Ratification of the MLC may boost the reputation of the UK shipping industry. It would signal to the rest of the world that the UK is a leading advocate of optimal working and living conditions for seafarers, and further will ensure that all ships calling in UK ports respect the standards laid down by the MLC. Three leading industry and union figures have stated in a letter to the Minister of Shipping, which sets out concerns at the UK’s delay in ratifying the MLC, that ratification is “essential if the UK … is to be acknowledged as a guardian of quality shipping”.

WHAT ARE THE KEY RIGHTS GIVEN TO SEAFARERS UNDER THE MLC?

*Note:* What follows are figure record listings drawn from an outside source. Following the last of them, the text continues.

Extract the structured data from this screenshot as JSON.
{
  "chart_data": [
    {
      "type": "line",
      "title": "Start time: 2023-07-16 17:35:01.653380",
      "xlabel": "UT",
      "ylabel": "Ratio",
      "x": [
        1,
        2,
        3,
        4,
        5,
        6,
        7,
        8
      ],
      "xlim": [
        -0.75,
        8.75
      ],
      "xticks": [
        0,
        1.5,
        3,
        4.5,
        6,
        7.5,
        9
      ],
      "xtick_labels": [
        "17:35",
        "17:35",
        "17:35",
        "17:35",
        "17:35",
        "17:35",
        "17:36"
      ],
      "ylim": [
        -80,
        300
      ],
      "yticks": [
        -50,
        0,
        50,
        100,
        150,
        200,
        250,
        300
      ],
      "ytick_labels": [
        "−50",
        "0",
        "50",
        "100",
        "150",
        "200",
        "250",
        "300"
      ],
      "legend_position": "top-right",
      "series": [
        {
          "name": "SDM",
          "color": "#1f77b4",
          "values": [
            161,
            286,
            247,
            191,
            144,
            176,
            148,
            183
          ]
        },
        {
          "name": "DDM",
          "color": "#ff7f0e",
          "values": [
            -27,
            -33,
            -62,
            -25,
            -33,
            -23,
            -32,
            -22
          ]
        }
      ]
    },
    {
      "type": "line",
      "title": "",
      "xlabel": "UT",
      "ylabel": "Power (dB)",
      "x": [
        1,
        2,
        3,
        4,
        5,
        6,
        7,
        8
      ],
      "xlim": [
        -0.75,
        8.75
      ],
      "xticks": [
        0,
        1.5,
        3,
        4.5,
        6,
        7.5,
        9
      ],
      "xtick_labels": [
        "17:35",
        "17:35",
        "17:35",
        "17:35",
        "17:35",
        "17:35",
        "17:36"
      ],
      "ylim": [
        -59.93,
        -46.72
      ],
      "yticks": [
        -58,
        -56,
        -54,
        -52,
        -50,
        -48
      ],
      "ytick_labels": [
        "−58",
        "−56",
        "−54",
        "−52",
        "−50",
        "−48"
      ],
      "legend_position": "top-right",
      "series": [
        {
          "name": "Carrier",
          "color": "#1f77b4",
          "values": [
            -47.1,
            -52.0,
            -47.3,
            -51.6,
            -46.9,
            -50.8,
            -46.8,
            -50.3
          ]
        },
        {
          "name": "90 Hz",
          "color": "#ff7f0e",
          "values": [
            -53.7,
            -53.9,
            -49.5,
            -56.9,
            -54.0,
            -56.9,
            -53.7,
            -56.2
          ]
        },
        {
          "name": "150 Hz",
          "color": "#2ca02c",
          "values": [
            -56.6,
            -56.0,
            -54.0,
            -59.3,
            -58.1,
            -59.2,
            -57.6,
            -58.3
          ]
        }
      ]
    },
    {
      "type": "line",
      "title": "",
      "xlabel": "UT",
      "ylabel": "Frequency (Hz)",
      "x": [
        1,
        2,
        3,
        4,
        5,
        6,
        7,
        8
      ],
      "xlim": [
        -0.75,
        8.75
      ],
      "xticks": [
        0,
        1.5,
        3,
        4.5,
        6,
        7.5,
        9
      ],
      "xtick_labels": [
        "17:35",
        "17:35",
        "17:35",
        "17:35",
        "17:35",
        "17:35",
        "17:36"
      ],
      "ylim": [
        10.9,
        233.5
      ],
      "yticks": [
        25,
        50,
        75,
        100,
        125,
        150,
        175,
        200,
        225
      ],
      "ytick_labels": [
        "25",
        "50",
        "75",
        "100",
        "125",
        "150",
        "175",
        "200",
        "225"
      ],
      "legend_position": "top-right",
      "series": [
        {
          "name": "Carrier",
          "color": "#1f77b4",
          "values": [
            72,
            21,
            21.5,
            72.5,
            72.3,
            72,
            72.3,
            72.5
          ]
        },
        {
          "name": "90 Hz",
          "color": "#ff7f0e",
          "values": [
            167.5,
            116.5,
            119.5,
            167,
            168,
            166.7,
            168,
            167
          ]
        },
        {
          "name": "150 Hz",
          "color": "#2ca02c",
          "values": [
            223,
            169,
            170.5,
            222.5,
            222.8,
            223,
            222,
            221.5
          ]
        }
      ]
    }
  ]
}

  • The seafarer must be provided with an employment agreement that sets out the terms and conditions of the seafarer’s employment, which is signed by the seafarer and the employer (or the employer’s representative).  
  • The employer is required to pay wages at least on a monthly basis, in accordance with the employment agreement and any relevant collective agreements.  
  • Working hours are limited to 14 hours within any 24 hours period, and 72 hours in any 7 day period.  
  • Rest hours are required to be at least 10 hours within any 24 hour period, and 77 hours in any 7 day period.  
  • The employer must pay for a seafarer’s repatriation in the event of illness, injury, insolvency, sale of the ship or shipwreck.  
  • The Convention sets out specific requirements (depending on the size of the ship in question) for accommodation and recreational facilities on the ship, including minimum room sizes, satisfactory heating, ventilation, sanitary facilities, catering, lighting and hospital accommodation.  
  • The seafarer must be given access to prompt medical care when on board and in port.

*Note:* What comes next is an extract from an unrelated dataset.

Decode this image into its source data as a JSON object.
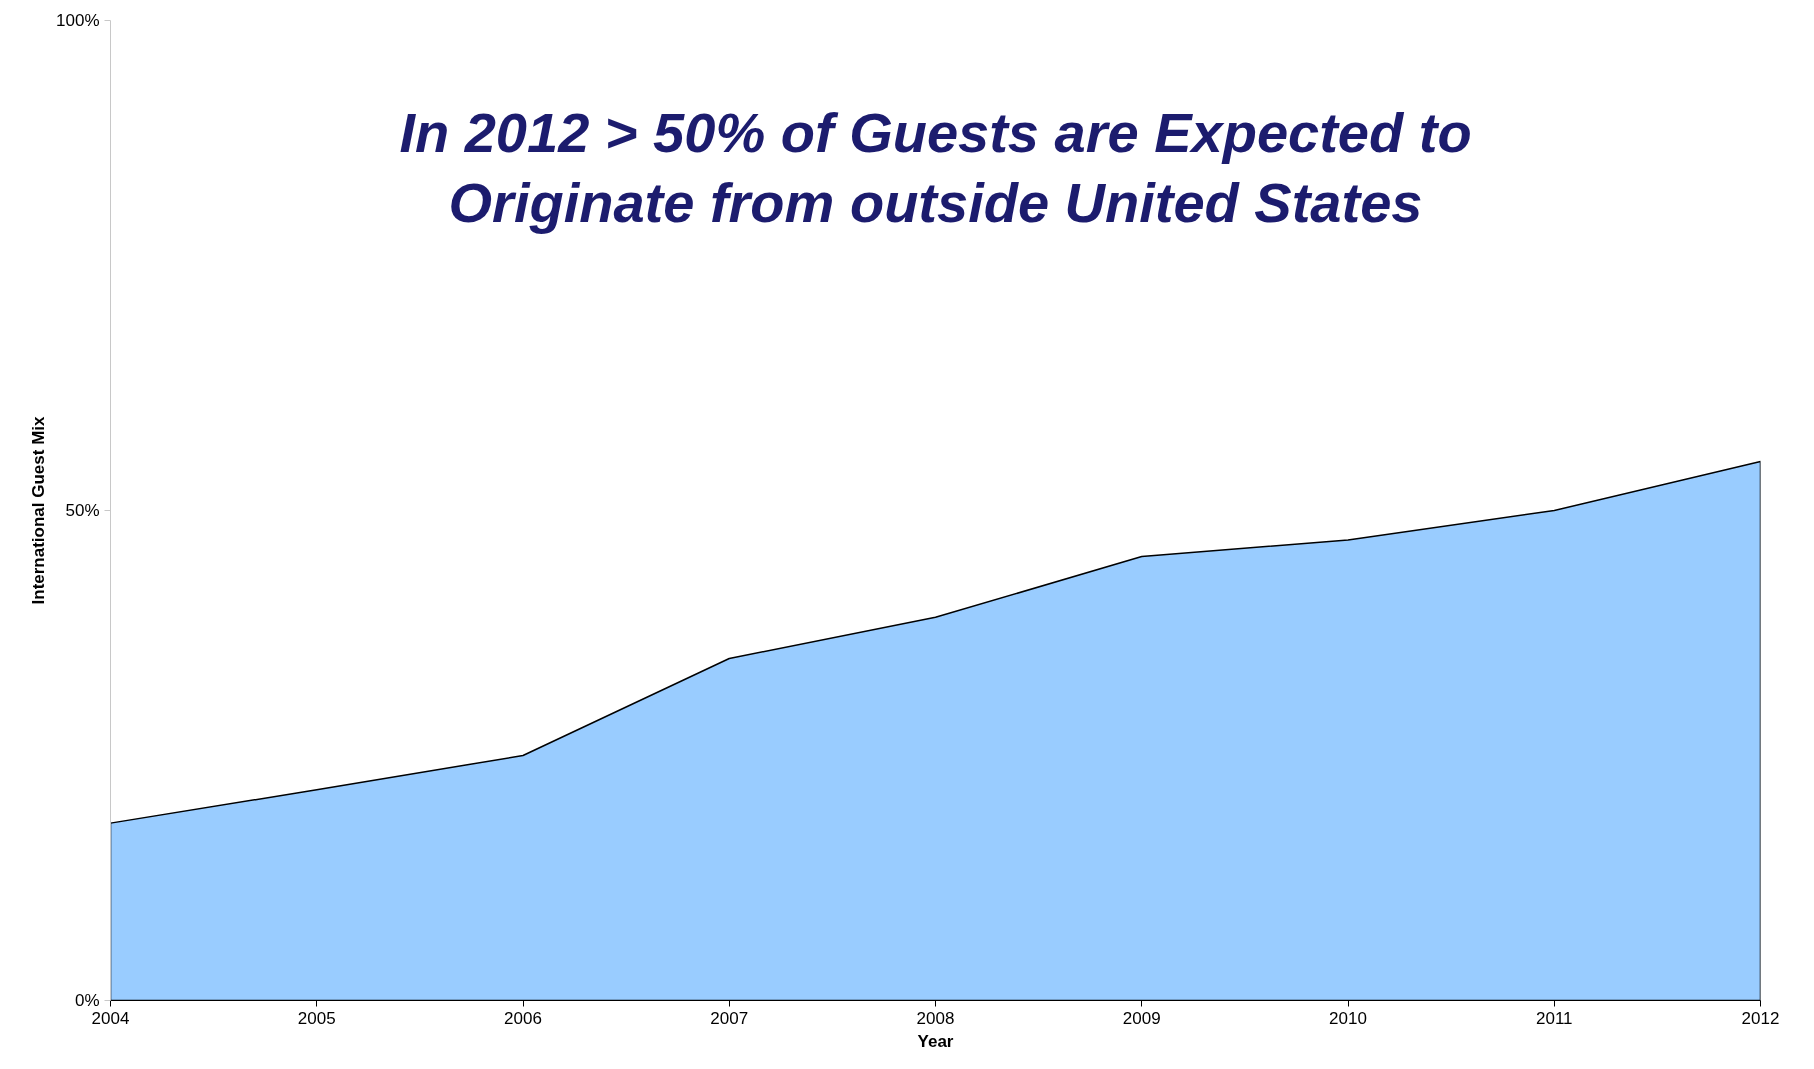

DOES THE MLC GO FAR ENOUGH?

Some commentators have criticised the MLC for not going far enough to protect seafarers, and claim that its ratification will in fact be an impediment to further reform in this area. The MLC does not, for example, deal with the issues of visas for shore leave or protection of the right to strike. Due to the amount of time spent by the ILO in putting together the MLC (around five years), together with the amount of time between adoption by the ILO and its coming into force (four and a half years and counting), once it is fully ratified it is arguable that any further reforms might not be pursued for some time in any event.

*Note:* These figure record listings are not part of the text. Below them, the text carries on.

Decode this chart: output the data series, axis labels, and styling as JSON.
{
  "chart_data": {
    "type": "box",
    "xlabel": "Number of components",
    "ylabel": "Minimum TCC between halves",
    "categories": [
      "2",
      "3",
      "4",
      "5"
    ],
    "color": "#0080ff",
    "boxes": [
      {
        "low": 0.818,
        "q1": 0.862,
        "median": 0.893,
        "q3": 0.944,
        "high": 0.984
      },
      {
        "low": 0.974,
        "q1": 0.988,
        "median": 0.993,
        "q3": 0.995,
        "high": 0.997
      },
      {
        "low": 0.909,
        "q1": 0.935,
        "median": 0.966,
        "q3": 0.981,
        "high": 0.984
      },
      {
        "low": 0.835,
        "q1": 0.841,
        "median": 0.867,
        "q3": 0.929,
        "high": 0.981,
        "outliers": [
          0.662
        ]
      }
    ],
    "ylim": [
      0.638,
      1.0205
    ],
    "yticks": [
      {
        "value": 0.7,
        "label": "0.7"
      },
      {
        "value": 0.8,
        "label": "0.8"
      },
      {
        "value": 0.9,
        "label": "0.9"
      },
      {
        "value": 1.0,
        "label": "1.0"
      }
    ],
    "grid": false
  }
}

Nevertheless, the MLC is a great step forward in both consolidating the rights of seafarers and harmonising inspection and compliance procedures to be followed by flag States and port authorities. It remains to be seen, however, how the Government will respond to the concerns raised by the leading industry and union figures in their letter, and whether these will affect the timing of the UK’s ratification, or otherwise, of the MLC.